42-letni mieszkaniec gm. Laszki odpowie za nielegalne wejście w posiadanie zwierzyny łownej. Wczoraj w jego domu policjanci ujawnili leżące w wannie tusze sarny, a w zamrażarce mięso koziołka. Mężczyzna już usłyszał zarzuty. Funkcjonariusze ustalili, że 42-latek znalazł skłusowaną we wnykach sarnę i przyniósł do domu. Sprawcy grozi kara pozbawienia wolności do 5 lat.
Zarzuty nielegalnego wejścia w posiadanie zwierzyny łownej przedstawili wczoraj policjanci z posterunku w Laszkach 42-letniemu mężczyźnie. Policjanci od dawna zbierali informacje na temat kłusownictwa zwierzyny łownej na terenie gminy Laszki. Jak wynikało z tych ustaleń, w rejonie starego koryta rzeki San kłusownicy rozstawiali wnyki.
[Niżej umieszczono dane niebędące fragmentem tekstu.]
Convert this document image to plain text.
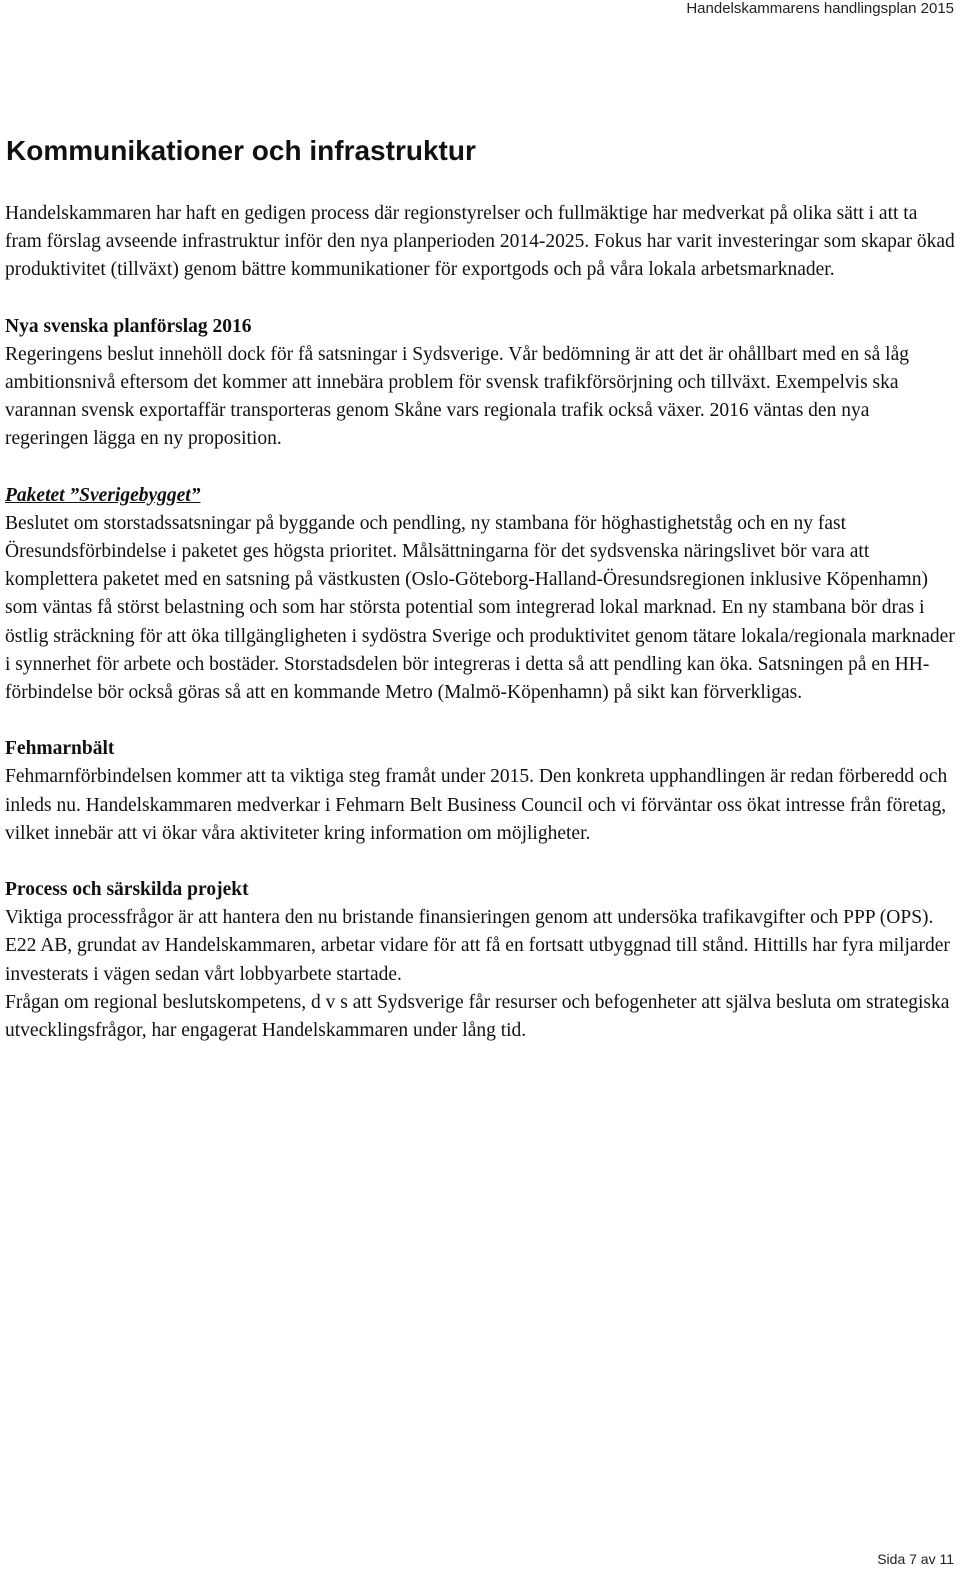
Handelskammarens handlingsplan 2015
Kommunikationer och infrastruktur

Handelskammaren har haft en gedigen process där regionstyrelser och fullmäktige har medverkat på olika sätt i att ta fram förslag avseende infrastruktur inför den nya planperioden 2014-2025. Fokus har varit investeringar som skapar ökad produktivitet (tillväxt) genom bättre kommunikationer för exportgods och på våra lokala arbetsmarknader.

Nya svenska planförslag 2016

Regeringens beslut innehöll dock för få satsningar i Sydsverige. Vår bedömning är att det är ohållbart med en så låg ambitionsnivå eftersom det kommer att innebära problem för svensk trafikförsörjning och tillväxt. Exempelvis ska varannan svensk exportaffär transporteras genom Skåne vars regionala trafik också växer. 2016 väntas den nya regeringen lägga en ny proposition.

Paketet ”Sverigebygget”

Beslutet om storstadssatsningar på byggande och pendling, ny stambana för höghastighetståg och en ny fast Öresundsförbindelse i paketet ges högsta prioritet. Målsättningarna för det sydsvenska näringslivet bör vara att komplettera paketet med en satsning på västkusten (Oslo-Göteborg-Halland-Öresundsregionen inklusive Köpenhamn) som väntas få störst belastning och som har största potential som integrerad lokal marknad. En ny stambana bör dras i östlig sträckning för att öka tillgängligheten i sydöstra Sverige och produktivitet genom tätare lokala/regionala marknader i synnerhet för arbete och bostäder. Storstadsdelen bör integreras i detta så att pendling kan öka. Satsningen på en HH-förbindelse bör också göras så att en kommande Metro (Malmö-Köpenhamn) på sikt kan förverkligas.

Fehmarnbält

Fehmarnförbindelsen kommer att ta viktiga steg framåt under 2015. Den konkreta upphandlingen är redan förberedd och inleds nu. Handelskammaren medverkar i Fehmarn Belt Business Council och vi förväntar oss ökat intresse från företag, vilket innebär att vi ökar våra aktiviteter kring information om möjligheter.

Process och särskilda projekt

Viktiga processfrågor är att hantera den nu bristande finansieringen genom att undersöka trafikavgifter och PPP (OPS). E22 AB, grundat av Handelskammaren, arbetar vidare för att få en fortsatt utbyggnad till stånd. Hittills har fyra miljarder investerats i vägen sedan vårt lobbyarbete startade.

Frågan om regional beslutskompetens, d v s att Sydsverige får resurser och befogenheter att själva besluta om strategiska utvecklingsfrågor, har engagerat Handelskammaren under lång tid.

Sida 7 av 11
Wczoraj po południu policjanci weszli na teren jednej z posesji w gm. Laszki. W domu 42-letniego mężczyzny policjanci w łazience odnaleźli leżące w wannie z wodą części tuszy łownej, wskazujące na sarnę. Podczas przeszukania, w zamrażarce stojącej w piwnicy domu policjanci odnaleźli trzy kawałki mięsa wyglądem i zapachem wskazujące na sarnę. Pod zadaszeniem wejścia do piwnicy znaleziono parostki sarny-koziołka. W budynku gospodarczym funkcjonariusze odnaleźli wnętrzności, nogi oraz skórę sarny zawinięte w folię. Wszystkie odnalezione części policjanci zabezpieczyli. Jak wynikało z policyjnych ustaleń, mężczyzna poprzedniego dnia odnalazł złapaną we wnyki sarnę, a potem zdjął ją i zaniósł do domu.
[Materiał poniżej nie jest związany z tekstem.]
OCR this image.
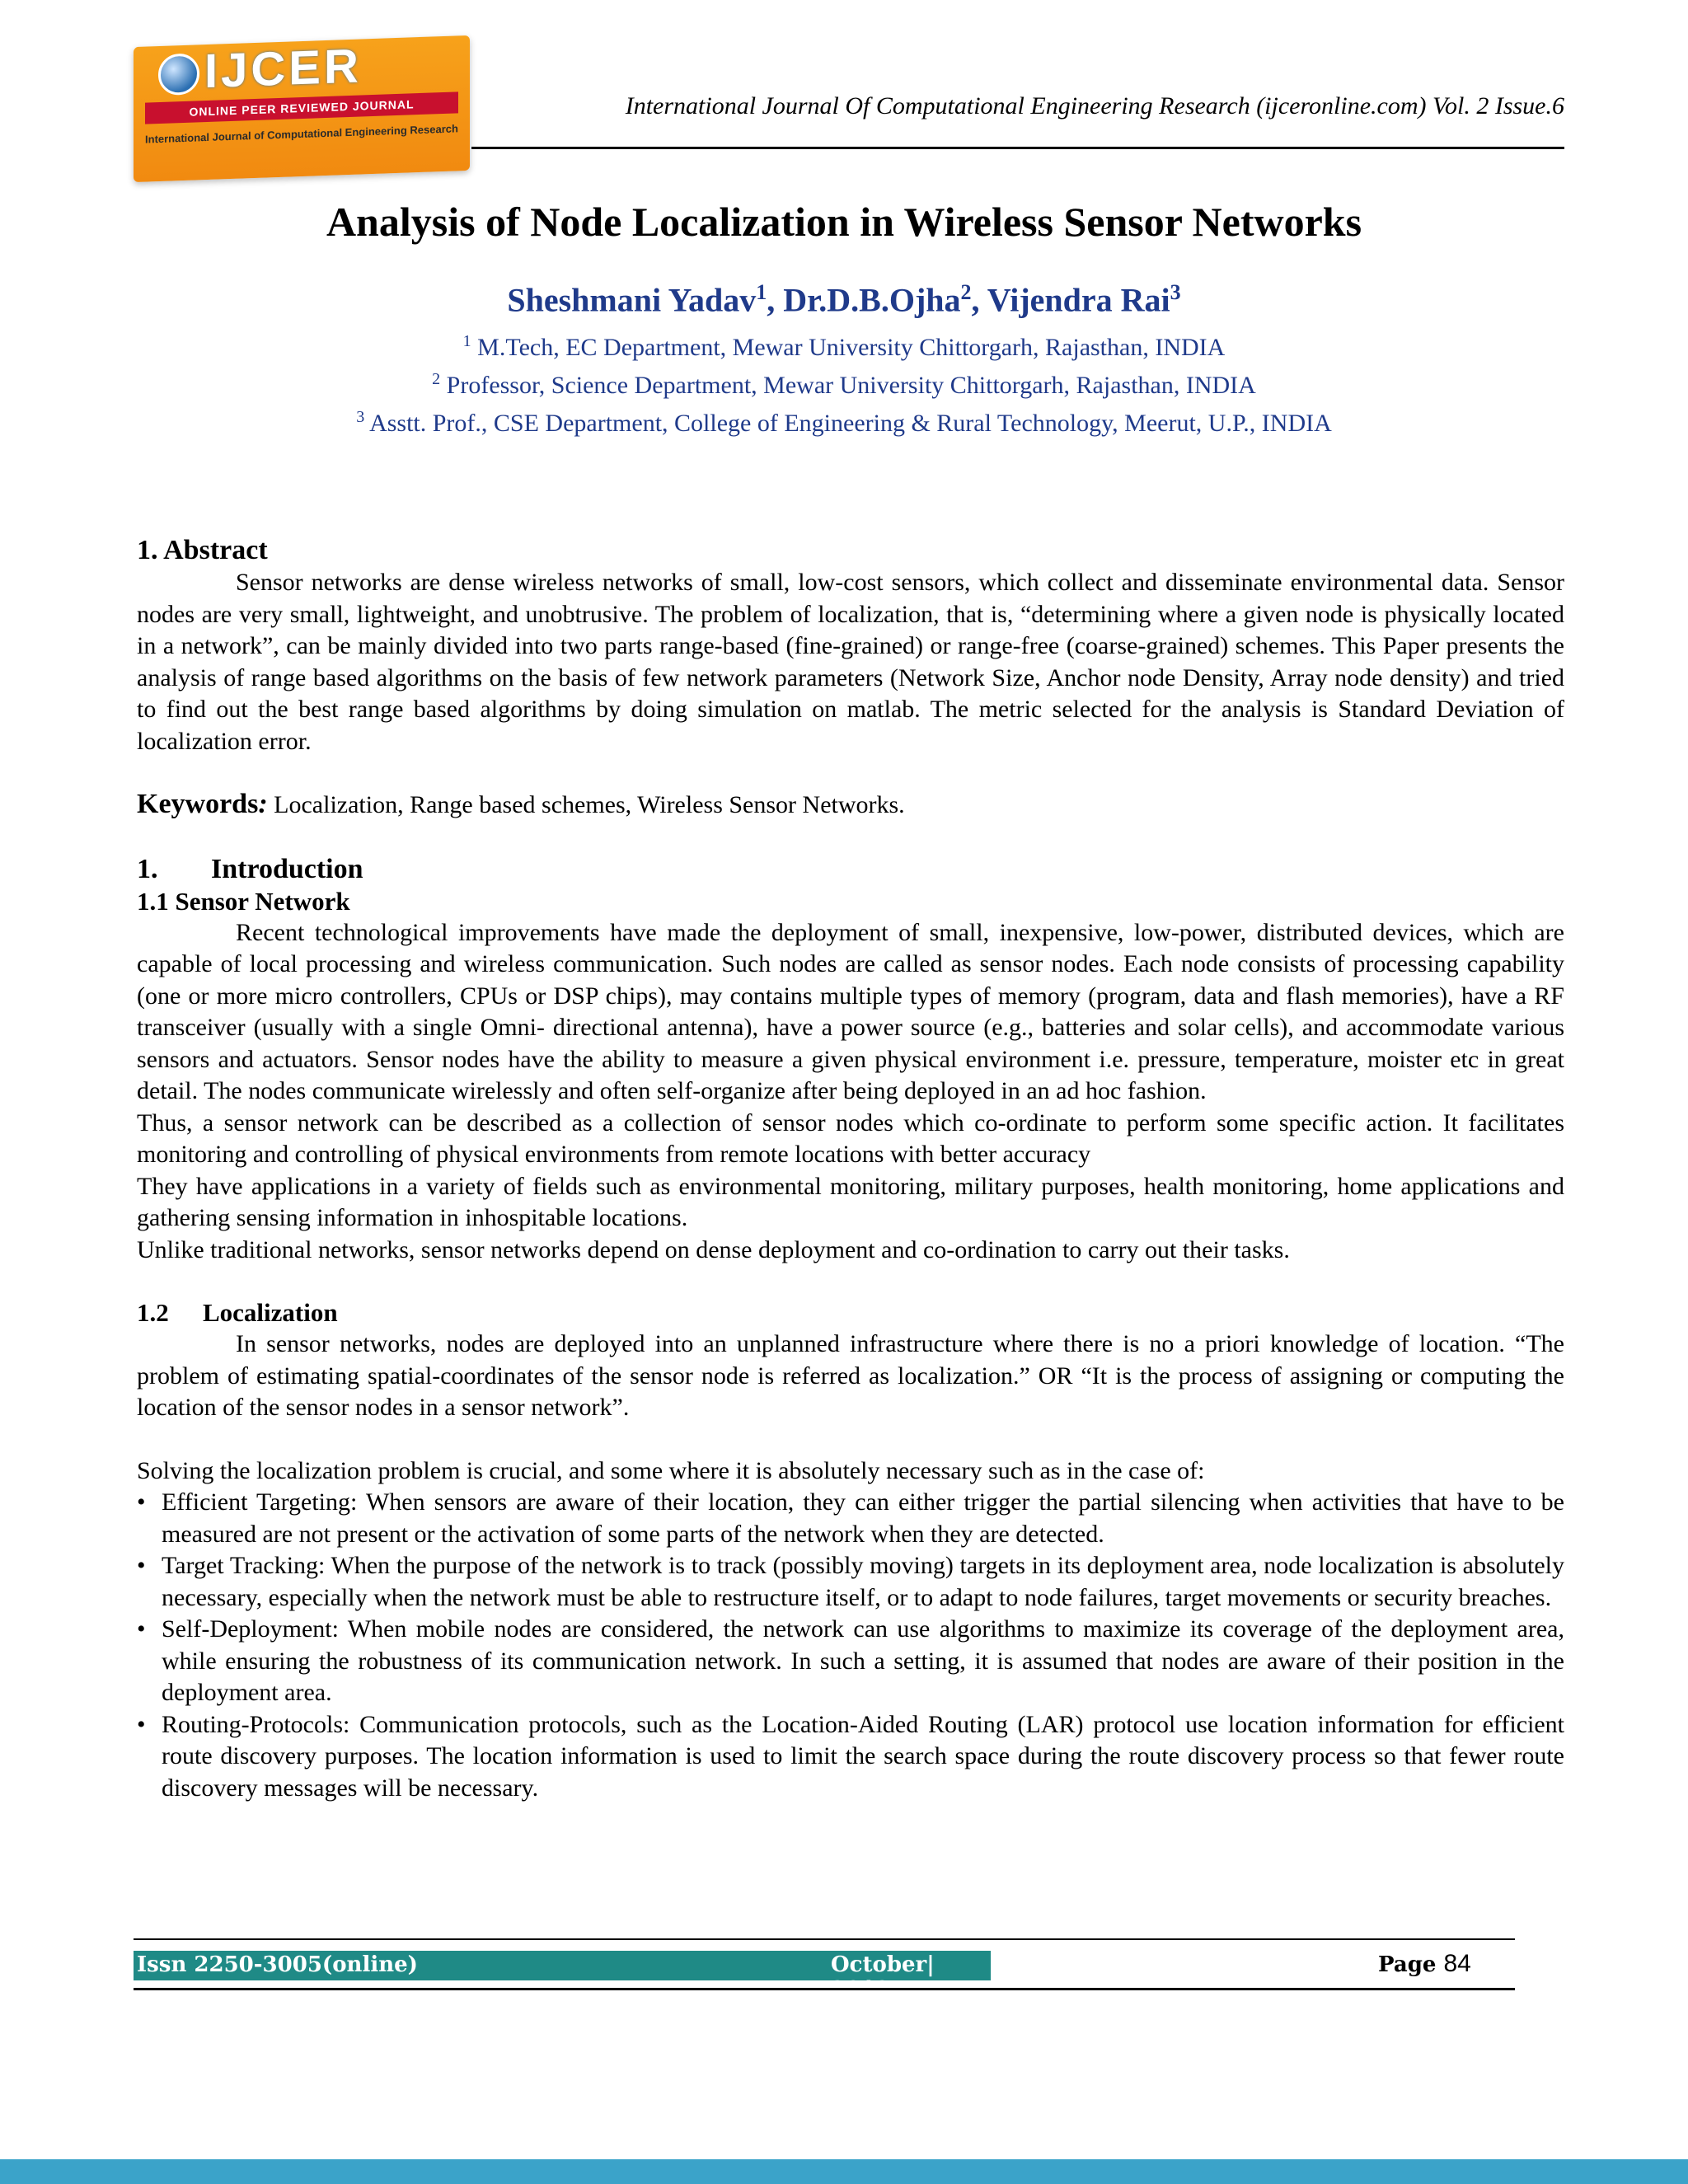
IJCER
ONLINE PEER REVIEWED JOURNAL
International Journal of Computational Engineering Research
International Journal Of Computational Engineering Research (ijceronline.com) Vol. 2 Issue.6
Analysis of Node Localization in Wireless Sensor Networks
Sheshmani Yadav$^1$, Dr.D.B.Ojha$^2$, Vijendra Rai$^3$
$^1$ M.Tech, EC Department, Mewar University Chittorgarh, Rajasthan, INDIA
$^2$ Professor, Science Department, Mewar University Chittorgarh, Rajasthan, INDIA
$^3$ Asstt. Prof., CSE Department, College of Engineering & Rural Technology, Meerut, U.P., INDIA
1. Abstract

Sensor networks are dense wireless networks of small, low-cost sensors, which collect and disseminate environmental data. Sensor nodes are very small, lightweight, and unobtrusive. The problem of localization, that is, “determining where a given node is physically located in a network”, can be mainly divided into two parts range-based (fine-grained) or range-free (coarse-grained) schemes. This Paper presents the analysis of range based algorithms on the basis of few network parameters (Network Size, Anchor node Density, Array node density) and tried to find out the best range based algorithms by doing simulation on matlab. The metric selected for the analysis is Standard Deviation of localization error.

Keywords: Localization, Range based schemes, Wireless Sensor Networks.

1. Introduction
1.1 Sensor Network

Recent technological improvements have made the deployment of small, inexpensive, low-power, distributed devices, which are capable of local processing and wireless communication. Such nodes are called as sensor nodes. Each node consists of processing capability (one or more micro controllers, CPUs or DSP chips), may contains multiple types of memory (program, data and flash memories), have a RF transceiver (usually with a single Omni- directional antenna), have a power source (e.g., batteries and solar cells), and accommodate various sensors and actuators. Sensor nodes have the ability to measure a given physical environment i.e. pressure, temperature, moister etc in great detail. The nodes communicate wirelessly and often self-organize after being deployed in an ad hoc fashion.

Thus, a sensor network can be described as a collection of sensor nodes which co-ordinate to perform some specific action. It facilitates monitoring and controlling of physical environments from remote locations with better accuracy

They have applications in a variety of fields such as environmental monitoring, military purposes, health monitoring, home applications and gathering sensing information in inhospitable locations.

Unlike traditional networks, sensor networks depend on dense deployment and co-ordination to carry out their tasks.

1.2 Localization

In sensor networks, nodes are deployed into an unplanned infrastructure where there is no a priori knowledge of location. “The problem of estimating spatial-coordinates of the sensor node is referred as localization.” OR “It is the process of assigning or computing the location of the sensor nodes in a sensor network”.

Solving the localization problem is crucial, and some where it is absolutely necessary such as in the case of:

• Efficient Targeting: When sensors are aware of their location, they can either trigger the partial silencing when activities that have to be measured are not present or the activation of some parts of the network when they are detected.
• Target Tracking: When the purpose of the network is to track (possibly moving) targets in its deployment area, node localization is absolutely necessary, especially when the network must be able to restructure itself, or to adapt to node failures, target movements or security breaches.
• Self-Deployment: When mobile nodes are considered, the network can use algorithms to maximize its coverage of the deployment area, while ensuring the robustness of its communication network. In such a setting, it is assumed that nodes are aware of their position in the deployment area.
• Routing-Protocols: Communication protocols, such as the Location-Aided Routing (LAR) protocol use location information for efficient route discovery purposes. The location information is used to limit the search space during the route discovery process so that fewer route discovery messages will be necessary.
Issn 2250-3005(online)	October| 2012
Page 84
Informacje zebrane przez policjantów z Laszek dały podstawy do przedstawienie dwóch zarzutów popełnienia przestępstwa z Ustawy Prawo łowieckie. 42-letni mieszkaniec gm. Laszki odpowie za to, że dwukrotnie wszedł w nielegalne posiadanie zwierzyny łownej tj. sarny i koziołka. Z policyjnych ustaleń wynika, że mężczyzna nie ma uprawnień do polowania. Łączna wartość ekwiwalentu za tą zwierzynę wynosi 5 tys. zł na szkodę Skarbu Państwa.
Sprawcy grozi kara pozbawienia wolności do 5 lat.